Не желая раньше времени выдавать свои способности, я сделал вид, что достаю фотографию из кармана. На самом же деле я создал бумагу с изображением боблина-полковника.
— Да, это Алоизий Цельс, — подтвердил Прохор Никанорович. — Давно я его не видел. Он здорово постарел.
Я не стал говорить, что создал изображение Цельса по памяти, и оно могло не вполне соответствовать оригиналу. Я сделал вид, что достаю из кармана еще одну фотографию:
— Полковник Треск тоже вам знаком?
— Конечно! Мы же все вместе служили в Штурмовом Отряде. С Егорием Треском мы до сих пор иногда встречаемся.
— Вот как… — пробормотал я, радуясь тому, что знакомство с Прямовым поможет мне выйти на след моих врагов.
Я по-новому взглянул на кажущегося простым деревенским жителем Прохора Никаноровича. Народная мудрость гласила: «Скажи мне, кто твой друг, и я скажу, кто ты». Человек, имеющий таких друзей, как Цельс и Треск, мог представлять для меня опасность. И еще я вспомнил, что сотрудники НКВД, обладающие важной информацией, могут самоликвидироваться даже вопреки собственному желанию, как это произошло с Прогнутием Проскочеевым. Беседу с таким важным свидетелем, как Прохор Никанорович Прямов, следовало вести максимально осторожно.
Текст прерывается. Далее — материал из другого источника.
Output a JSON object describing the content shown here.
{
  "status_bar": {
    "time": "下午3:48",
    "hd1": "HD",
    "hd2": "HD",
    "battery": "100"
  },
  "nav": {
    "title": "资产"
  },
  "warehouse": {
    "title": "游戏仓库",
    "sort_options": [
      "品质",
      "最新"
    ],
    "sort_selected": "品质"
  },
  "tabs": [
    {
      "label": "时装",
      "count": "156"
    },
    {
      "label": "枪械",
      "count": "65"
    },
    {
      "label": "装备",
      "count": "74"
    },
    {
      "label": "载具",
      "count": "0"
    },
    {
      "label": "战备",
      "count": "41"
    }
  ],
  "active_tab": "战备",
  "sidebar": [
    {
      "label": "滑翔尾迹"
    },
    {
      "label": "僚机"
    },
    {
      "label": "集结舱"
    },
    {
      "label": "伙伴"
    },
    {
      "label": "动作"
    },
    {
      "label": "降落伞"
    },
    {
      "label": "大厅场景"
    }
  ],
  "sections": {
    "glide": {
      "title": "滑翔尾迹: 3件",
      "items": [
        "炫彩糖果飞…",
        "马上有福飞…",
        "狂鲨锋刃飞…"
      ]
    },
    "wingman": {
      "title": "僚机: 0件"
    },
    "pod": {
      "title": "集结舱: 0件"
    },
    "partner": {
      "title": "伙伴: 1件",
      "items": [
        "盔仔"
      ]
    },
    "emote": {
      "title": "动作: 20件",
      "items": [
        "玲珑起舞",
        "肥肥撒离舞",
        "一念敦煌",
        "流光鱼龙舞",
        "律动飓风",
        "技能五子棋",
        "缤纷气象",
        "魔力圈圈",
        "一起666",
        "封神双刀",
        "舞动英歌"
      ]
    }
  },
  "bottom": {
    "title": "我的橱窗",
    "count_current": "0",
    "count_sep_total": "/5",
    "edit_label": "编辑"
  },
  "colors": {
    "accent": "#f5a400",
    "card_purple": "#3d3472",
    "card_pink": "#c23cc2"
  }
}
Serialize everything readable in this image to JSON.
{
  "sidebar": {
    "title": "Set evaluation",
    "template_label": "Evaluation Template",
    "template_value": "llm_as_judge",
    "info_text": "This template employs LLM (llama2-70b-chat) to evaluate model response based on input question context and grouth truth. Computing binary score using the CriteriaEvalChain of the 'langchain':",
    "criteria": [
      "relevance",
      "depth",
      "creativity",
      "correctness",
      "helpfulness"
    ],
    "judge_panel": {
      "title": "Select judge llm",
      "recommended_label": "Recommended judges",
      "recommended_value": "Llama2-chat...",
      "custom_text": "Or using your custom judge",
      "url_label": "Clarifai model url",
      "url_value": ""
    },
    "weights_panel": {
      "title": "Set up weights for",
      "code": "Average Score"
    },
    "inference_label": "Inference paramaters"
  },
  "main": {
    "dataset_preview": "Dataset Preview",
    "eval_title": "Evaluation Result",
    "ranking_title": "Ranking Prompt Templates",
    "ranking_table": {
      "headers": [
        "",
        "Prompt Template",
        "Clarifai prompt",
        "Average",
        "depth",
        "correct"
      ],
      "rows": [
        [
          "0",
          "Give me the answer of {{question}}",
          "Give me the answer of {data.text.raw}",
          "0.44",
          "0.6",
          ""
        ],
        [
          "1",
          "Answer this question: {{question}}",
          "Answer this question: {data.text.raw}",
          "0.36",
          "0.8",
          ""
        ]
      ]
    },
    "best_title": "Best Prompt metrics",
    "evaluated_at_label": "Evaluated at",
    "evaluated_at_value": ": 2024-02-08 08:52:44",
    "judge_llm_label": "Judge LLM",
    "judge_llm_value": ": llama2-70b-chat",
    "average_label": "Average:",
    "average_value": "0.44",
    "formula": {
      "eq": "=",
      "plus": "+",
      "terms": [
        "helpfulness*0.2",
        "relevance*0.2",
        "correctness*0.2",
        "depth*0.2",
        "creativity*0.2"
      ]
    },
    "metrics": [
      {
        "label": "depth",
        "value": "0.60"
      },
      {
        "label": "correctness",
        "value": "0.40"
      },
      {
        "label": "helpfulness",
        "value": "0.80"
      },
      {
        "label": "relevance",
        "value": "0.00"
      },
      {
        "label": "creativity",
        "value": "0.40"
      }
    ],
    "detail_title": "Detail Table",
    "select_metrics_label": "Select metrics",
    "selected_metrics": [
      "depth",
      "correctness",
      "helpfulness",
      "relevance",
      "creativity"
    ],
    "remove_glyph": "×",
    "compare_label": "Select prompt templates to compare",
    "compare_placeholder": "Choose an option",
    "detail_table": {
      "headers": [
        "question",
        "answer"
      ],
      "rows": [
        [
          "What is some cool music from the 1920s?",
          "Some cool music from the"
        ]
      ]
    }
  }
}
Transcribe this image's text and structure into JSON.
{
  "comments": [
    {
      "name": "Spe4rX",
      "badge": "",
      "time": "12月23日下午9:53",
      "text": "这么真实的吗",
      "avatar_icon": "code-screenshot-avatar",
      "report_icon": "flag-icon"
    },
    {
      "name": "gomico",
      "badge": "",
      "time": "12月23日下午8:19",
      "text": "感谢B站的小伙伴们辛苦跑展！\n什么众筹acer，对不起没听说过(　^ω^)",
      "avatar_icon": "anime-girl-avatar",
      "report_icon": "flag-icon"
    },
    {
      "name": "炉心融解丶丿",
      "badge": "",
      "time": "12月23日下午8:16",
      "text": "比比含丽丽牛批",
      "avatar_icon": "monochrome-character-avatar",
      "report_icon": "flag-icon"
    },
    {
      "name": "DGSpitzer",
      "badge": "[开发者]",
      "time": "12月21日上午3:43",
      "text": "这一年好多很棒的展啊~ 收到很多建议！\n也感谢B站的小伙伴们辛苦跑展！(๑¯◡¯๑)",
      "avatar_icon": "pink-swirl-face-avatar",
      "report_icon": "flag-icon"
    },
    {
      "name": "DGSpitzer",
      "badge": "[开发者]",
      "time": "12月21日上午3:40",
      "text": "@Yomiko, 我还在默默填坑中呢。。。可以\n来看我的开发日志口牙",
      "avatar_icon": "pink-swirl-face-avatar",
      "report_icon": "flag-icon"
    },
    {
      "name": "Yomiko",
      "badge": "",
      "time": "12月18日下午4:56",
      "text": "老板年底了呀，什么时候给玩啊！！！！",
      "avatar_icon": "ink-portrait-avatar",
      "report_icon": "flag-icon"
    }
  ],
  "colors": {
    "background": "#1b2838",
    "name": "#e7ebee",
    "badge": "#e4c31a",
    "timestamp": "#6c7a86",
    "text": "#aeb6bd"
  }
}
Сам же Прохор Никанорович, сделав несколько глотков коньбыка, продолжил рассказ:
— Так вот, Алоизий Цельс еще во времена Уравнителей говорил, что не все спецслужбы Империки и Еропки желают нанести вред Колоссии. Он утверждал, что имеются враги, общие для всей нашей цивилизации: террористы и те, кого он называл просто «опасными элементами». Я тогда удивлялся, что Цельса не изгоняют из НКВД за подобные высказывания. Поначалу я считал, что это из-за того, что он — боблин. Потом его перевели из Штурмового Отряда в особое международное подразделение НКВД. А вскоре на одной из тренировок нашего отряда появилось несколько боблинов в колосской военной форме. Но они говорили на колосском языке с легким акцентом. Нам сообщили, что это сотрудники одной секретной спецслужбы из Империки, приехавшие в Колоссию для обмена опытом и для координации возможных совместных операций. Так я узнал, что Внутренняя Дружина участвует в неких тайных международных проектах. Тогда я еще не понимал одной простой вещи: НКВД не защищает Колоссию от всех внешних и внутренних врагов, не служит колосскому народу и Уравнительной церкви. На самом деле НКВД охраняет и оберегает собственную власть в стране. Враги Колоссии только тогда становятся врагами НКВД, когда начинают претендовать на ее власть. И те, кто желает Колоссии добра, но не хочет подчиняться Внутренней Дружине, тоже становится ее врагом.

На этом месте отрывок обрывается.